I asked two women at the counter, both dressed in high-cut v-neck t-shirts, which exposed no cleavage, and even more modest khaki pants (instead of shorts), if they liked working here, and they answered in unison, “Yes.” (The only men I saw worked in the kitchen. There were maybe two or three on deck, wearing similar ensembles, save for their t-shirt necklines, which were round and collarless, crew neck-style.) One of the women informed me that Hooters is working on erecting two additional Hoots in Chicago proper, one in Logan Square and one in South Loop.
I told her that there are also plans to bring Hoots to Atlanta, in Reynoldstown, two minutes from downtown, too. She said, “Oh, cool.”
Somewhere between my first and second crab leg, American Airlines alerted me that my flight home was cancelled yet again, and that there were no flights into New York until the following morning. Naturally, one of my dining companions suggested we head back into the city and eat at a proper Midwestern Hooters for comparison.
It was like every other Hooters, complete with wilting salads dosed in unidentifiable dressings, fare best described as “flaccid” or “milky.” The atmosphere, however, was lively, and there were children present (unlike the so-called “family-friendly” Hoots). Our waitress, Samantha, was hospitable, and made sure to offer another round when our beers were only half drunk. The food was cold (don’t get the nachos) but there was a much wider selection at Hooters than Hoots, so, to each their own. Clearly, Hooters is built for customers to spend a healthy amount of time and money in.

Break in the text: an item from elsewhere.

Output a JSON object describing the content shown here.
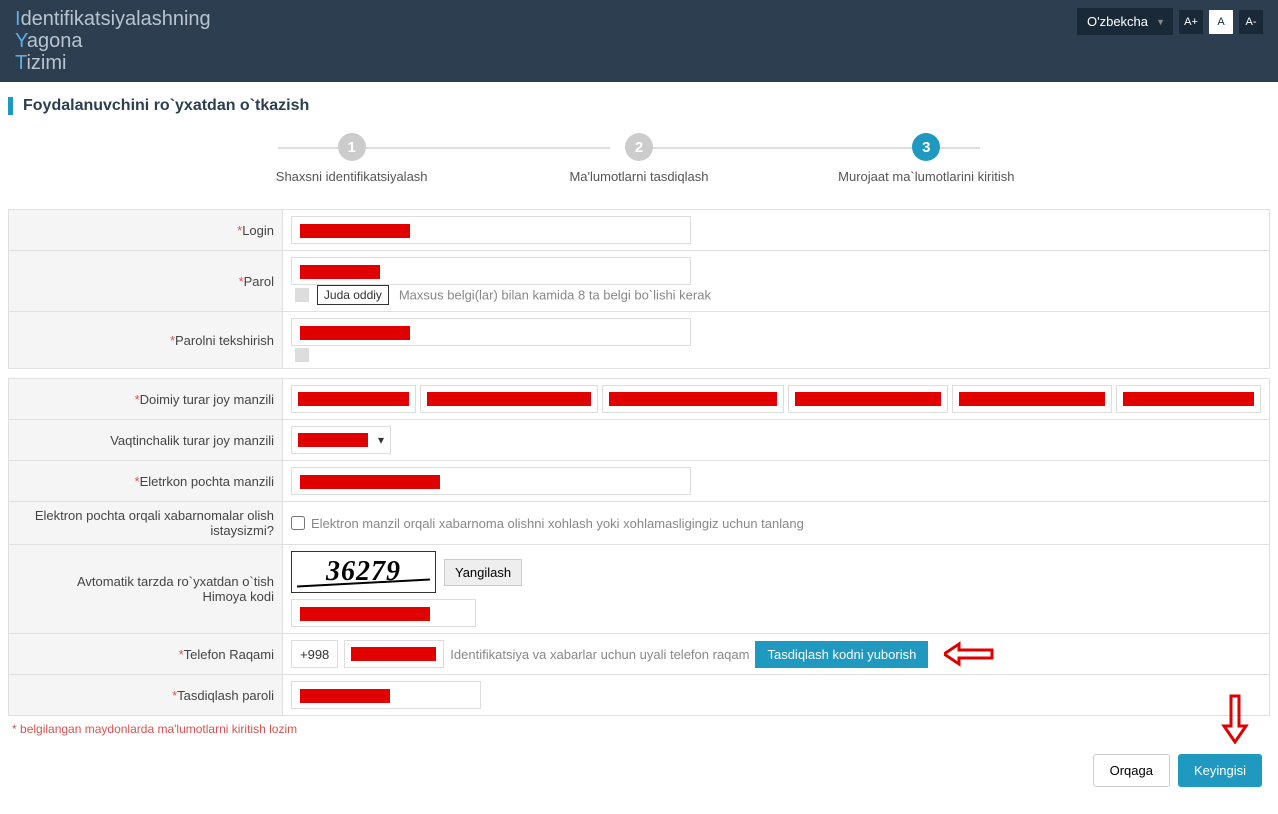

Despite it’s crappy legacy, it’s easy to make an argument for why Hooters exists. Judging by the men I saw in Hooters, baby boomers fucking love the place, especially the version that involves short-shorts and “suntan” pantyhose straight out of 1983. I can’t say I share in their enthusiasm. I tried to find some redeeming qualities to the place beyond adolescent nostalgia and settled on this: Samantha was a great server, and Hooters’ has $5 beer specials, which is a mighty fine deal. If millennials are killing breastaurants, surely they must appreciate the affordability of its booze? Who doesn’t love a drink served in neon orange cup, not unlike the color of toxic waste?
When compared to my experience at Chillers over a decade ago, Hooters gave me no pleasures. To be fair, neither did Hoots, once the novelty of eating at “the sexless Hooters” wore off. If wings are really, truly what you’re after, Wingstop is a much cheaper option (and in the case of the Cicero location—is literally across the street.) There’s really no reason to patronize either Hooters restaurant, unless, of course, you’re desperate for crab legs and only have 15 minutes to acquire them. In that case, hit up Hoots. They’ve got you covered.